Example: Johnny frequently hits to get attention; however, he loves interacting with others while putting puzzles together or playing games. Example desirable behaviors could be:
- Engaged socially with soft touch
- Calmly interacted with peer
- Respectfully engaged with taking turns
- Clearly stated needs using words
Identify all behaviors that indicate frustration or beginning emotional dysregulation, or other warning signs that eventually lead to more challenging behaviors. Examples:
- Furrowed brow
- Increased pace of talking
- Increased volume
- Excessive repeated questions
Challenging (Crisis) Behaviors
Identify up to four behaviors (try to keep it under four to bring validity to the tracking as well as less complexity). List those behaviors in the challenging behavior section as general incidents. This might look like the following:
- Physical aggression: hitting, kicking, scratching, biting, throwing things, pulling hair, pushing, etc.
- Sensory seeking/stemming: spinning, making noises, flapping, repeating phrases, rocking, etc.

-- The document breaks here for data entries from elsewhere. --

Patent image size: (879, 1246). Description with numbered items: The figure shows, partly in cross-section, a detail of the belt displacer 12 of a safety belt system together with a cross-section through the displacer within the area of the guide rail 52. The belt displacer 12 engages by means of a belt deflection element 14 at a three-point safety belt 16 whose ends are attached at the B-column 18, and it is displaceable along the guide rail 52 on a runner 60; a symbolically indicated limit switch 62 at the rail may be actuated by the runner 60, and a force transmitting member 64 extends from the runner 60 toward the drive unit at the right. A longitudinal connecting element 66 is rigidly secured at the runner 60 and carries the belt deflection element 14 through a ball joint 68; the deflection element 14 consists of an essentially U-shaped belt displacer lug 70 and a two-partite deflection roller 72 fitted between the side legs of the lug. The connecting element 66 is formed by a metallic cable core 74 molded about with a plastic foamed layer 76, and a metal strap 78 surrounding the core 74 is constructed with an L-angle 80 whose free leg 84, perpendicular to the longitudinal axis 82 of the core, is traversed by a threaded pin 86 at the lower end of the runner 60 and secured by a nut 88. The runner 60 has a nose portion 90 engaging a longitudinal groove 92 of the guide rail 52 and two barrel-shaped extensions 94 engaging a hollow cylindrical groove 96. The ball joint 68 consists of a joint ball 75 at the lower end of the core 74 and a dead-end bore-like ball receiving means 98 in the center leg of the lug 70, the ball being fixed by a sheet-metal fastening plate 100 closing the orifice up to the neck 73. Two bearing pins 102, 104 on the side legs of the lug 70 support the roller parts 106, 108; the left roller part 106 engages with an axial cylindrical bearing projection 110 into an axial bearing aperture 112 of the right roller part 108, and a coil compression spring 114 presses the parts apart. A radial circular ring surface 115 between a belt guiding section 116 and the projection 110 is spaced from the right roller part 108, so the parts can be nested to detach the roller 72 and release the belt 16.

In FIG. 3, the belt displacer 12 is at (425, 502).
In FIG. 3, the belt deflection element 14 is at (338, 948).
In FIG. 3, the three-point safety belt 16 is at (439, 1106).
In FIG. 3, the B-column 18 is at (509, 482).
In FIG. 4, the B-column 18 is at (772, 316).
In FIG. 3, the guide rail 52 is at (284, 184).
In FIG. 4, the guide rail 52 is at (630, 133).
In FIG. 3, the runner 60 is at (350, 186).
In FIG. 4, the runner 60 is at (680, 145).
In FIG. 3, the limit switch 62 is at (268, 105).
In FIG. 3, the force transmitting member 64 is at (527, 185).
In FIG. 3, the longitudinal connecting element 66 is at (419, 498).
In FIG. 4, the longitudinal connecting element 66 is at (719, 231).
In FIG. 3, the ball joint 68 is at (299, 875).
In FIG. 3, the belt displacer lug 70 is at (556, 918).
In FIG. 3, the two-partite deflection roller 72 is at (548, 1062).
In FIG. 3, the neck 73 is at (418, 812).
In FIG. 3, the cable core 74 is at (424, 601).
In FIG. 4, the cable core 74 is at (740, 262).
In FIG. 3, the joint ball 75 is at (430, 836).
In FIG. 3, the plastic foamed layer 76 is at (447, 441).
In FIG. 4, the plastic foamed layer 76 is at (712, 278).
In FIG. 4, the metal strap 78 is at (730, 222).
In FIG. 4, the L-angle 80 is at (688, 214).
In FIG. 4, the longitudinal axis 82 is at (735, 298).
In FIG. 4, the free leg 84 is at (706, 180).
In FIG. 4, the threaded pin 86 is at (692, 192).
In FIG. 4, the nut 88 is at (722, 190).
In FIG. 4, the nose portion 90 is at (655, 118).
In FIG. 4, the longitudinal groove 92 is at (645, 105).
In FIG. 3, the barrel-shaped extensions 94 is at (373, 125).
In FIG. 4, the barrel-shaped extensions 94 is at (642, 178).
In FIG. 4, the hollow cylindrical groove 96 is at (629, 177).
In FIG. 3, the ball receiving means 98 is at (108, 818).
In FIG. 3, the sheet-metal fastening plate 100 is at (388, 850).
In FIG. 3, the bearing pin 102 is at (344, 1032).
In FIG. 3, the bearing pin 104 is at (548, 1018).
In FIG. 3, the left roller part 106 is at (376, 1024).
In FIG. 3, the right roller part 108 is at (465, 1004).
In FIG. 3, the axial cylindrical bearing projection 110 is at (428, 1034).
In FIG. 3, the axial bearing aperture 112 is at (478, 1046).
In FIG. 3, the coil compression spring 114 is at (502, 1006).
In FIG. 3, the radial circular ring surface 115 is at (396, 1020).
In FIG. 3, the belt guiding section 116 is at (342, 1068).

- Verbally Aggressive/threats: screaming, making idle or real threats, swearing, making negative comments towards others, saying explicit phrases, etc.
- Self-injurious behaviors (SIB): banging head, biting hand, punching head/face/body, throwing body against floor or wall, slamming self-back, etc.
- Suicidal ideation/threats/attempts: Making threats to harm or kill self, making advances into harming self or stating preparedness to kill self, screaming “I want to die,” or other variations of such
- Property destruction: kicking walls, throwing items to break them, ripping items apart, using weapons/sharp things to destroy furniture, etc.
Detail any intervention strategies for the individual that are known to promote positive behavior and avoid an escalation to challenging behavior. This may include strategies from the following documents:
- Behavior Support Plan goals
- IEP goals or accommodations
- 504 plan accommodations
- Trauma-informed practices
- Collaborative problem solving
- Sensory break (3 choices)
- Visual schedule
- Verbal prompt
- Check for understanding
Think creatively and observe closely; the goal is to pay attention to ALL variables influencing the person’s ability to self-regulate. The more agitating events, the less patience we have
- Particular noises: alarms, fans, sirens, birds, dogs barking, siblings yelling/screaming, road noise from car, windows down in car, etc.
- Sensory stimuli response: other people touching them or hugs, hair being brushed/washed or otherwise, certain clothing with tags/material/seams/etc., wind, car rides (particularly longer or curvy), food (textures and flavors), showering (being wet, cold/hot, soap, towels, etc.)
- Certain people/personalities: Power struggles, limited choice giving, gruff voice/demeanor, high pitched voice, timid, unsure how to respond or seemingly fearful, specific physical features; beard, long-hair, bald, tall, women, men, children, etc.
- Changes in schedule: canceled appointments, time changes, having to wait long periods (appointment late), new provider, new teacher/para professional, different location for school/work/other, favorite choices no longer being available (or being limited)
- Pollen count/changes in seasons: Pollen is something we are planning to track regularly, in the meantime we are noticing big effects with the increased count.
Health Challenges: Identify any chronic or recurring health issues, like seizure or migraine headache.
Medications/supplements: Enter all medications or supplements given daily. (NOTE: if your plan supports MAR (Medication Administration Records) and you have this option enabled, you will not see the basic medications and supplements in this section as they are replaced by MAR tracking in the individual's Profile). It is important to make notes of any observable influencers or changes, related to the health section. This might be particularly important when experiencing medication changes or rapid changes in specific health-related concerns; rapid weight gain or loss, increased anxiety or obsessive-compulsive disorder (OCD).